# Week 3 - Lab - Logistic Regression

## Recap
![Imgur](https://i.imgur.com/UB4Kg0w.jpg)
[Link to sketchboard](https://sketchboard.me/tBjCwrhXsFwu)

## 1. Confusion Matrices

https://towardsdatascience.com/taking-the-confusion-out-of-confusion-matrices-c1ce054b3d3e

In [1]:
import numpy as np
import pandas as pd
import matplotlib.pyplot as plt

* We use 2 models to predict if a woman is pregnant or not and save the result in "pregnant.csv" files.
* pregnent dataset has 3 columns:
    * Actual is actual result (ground truth)
    * model_1_predict, model_2_predict are prediction results from model 1 and model 2

**Now, we have to answer the question which model is better?**

First of all, let's load dataset and print it out

In [49]:
df_pregnant = pd.read_csv('./pregnant.csv')
df_pregnant.head()

Unnamed: 0,Actual,model_1_predict,model_2_predict
0,0,0,0
1,1,0,1
2,0,0,0
3,0,0,0
4,0,0,0


### Calculate True Positive, False Positive, True Negative, False Negative
![Alt](https://cdn-images-1.medium.com/max/800/1*g5zpskPaxO8uSl0OWT4NTQ.png)
Note
* Positive : 1(Pregnant)
* Negative : 0(Not Pregnant)

True Positive : Predict **Positive** and it's **True**

In [55]:
# Predict Positive
positive = df_pregnant['model_1_predict'] == 1
# It's True (correct prediction)
correct_predict = df_pregnant['model_1_predict'] == df_pregnant['Actual']

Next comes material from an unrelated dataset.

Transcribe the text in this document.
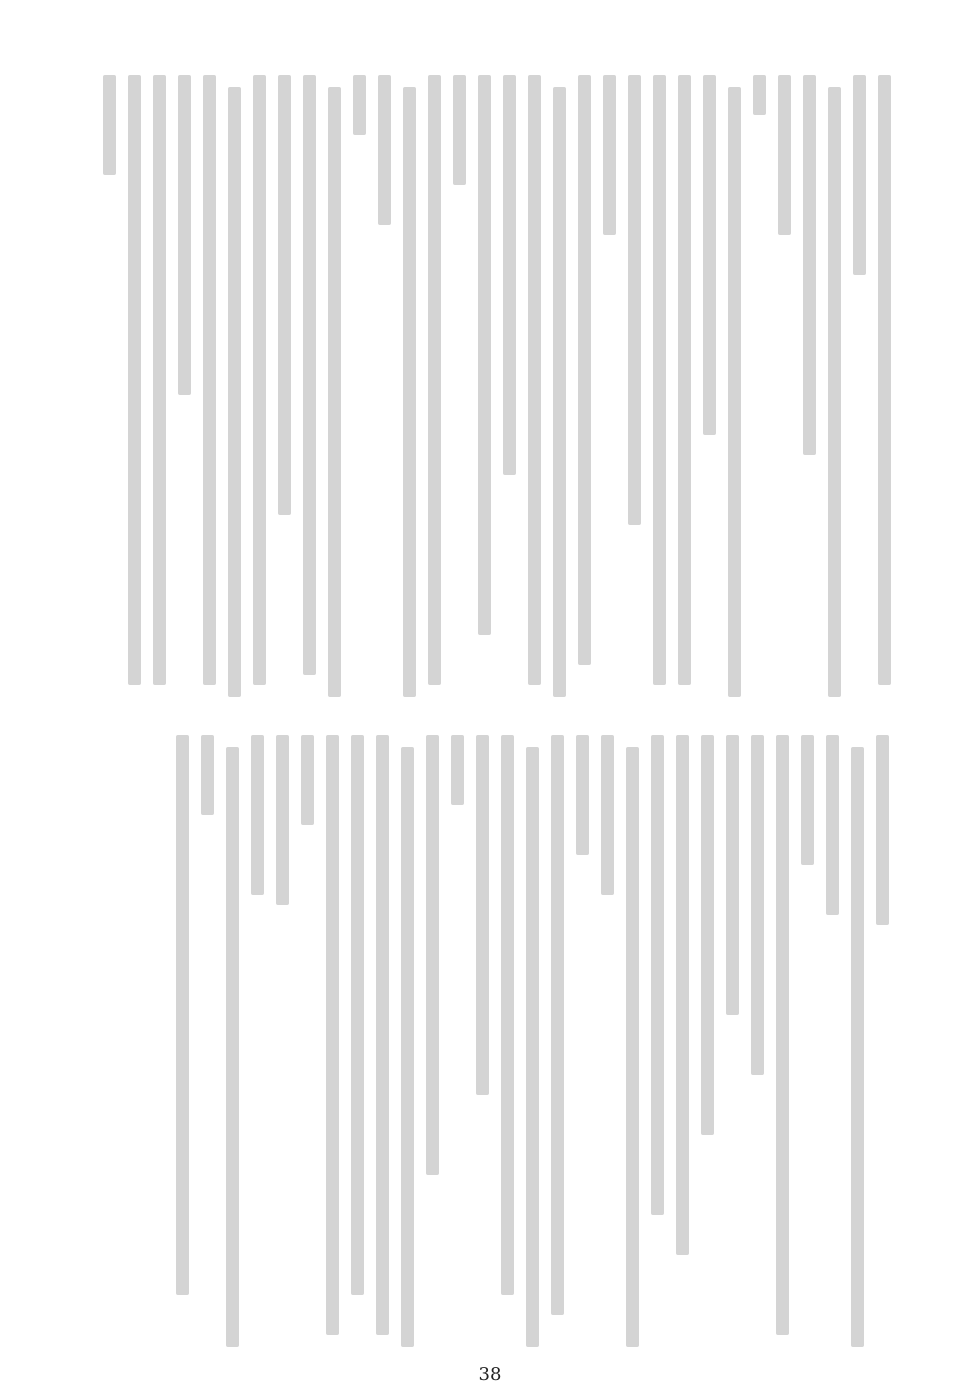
38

TP = sum(positive & correct_predict)
TP

40

False Positive: Predict **Positive** and it's **False**

In [56]:
# Predict Positive
positive = df_pregnant['model_1_predict'] == 1
# It's False (incorrect prediction)
incorrect_predict = df_pregnant['model_1_predict'] != df_pregnant['Actual']

FP = sum(positive & incorrect_predict)
FP

65

True Negative : Predict **Negative** and it's **True**

In [52]:
# Predict Negative
negative = df_pregnant['model_1_predict'] == 0
# It's True (correct prediction)
correct_predict = df_pregnant['model_1_predict'] == df_pregnant['Actual']

TN = sum(negative & correct_predict)
TN

385

False Negative: Predict **Negative** and it's **False**

In [54]:
# Predict Negative
negative = df_pregnant['model_1_predict'] == 0
# It's False (incorrect prediction)
incorrect_predict = df_pregnant['model_1_predict'] != df_pregnant['Actual']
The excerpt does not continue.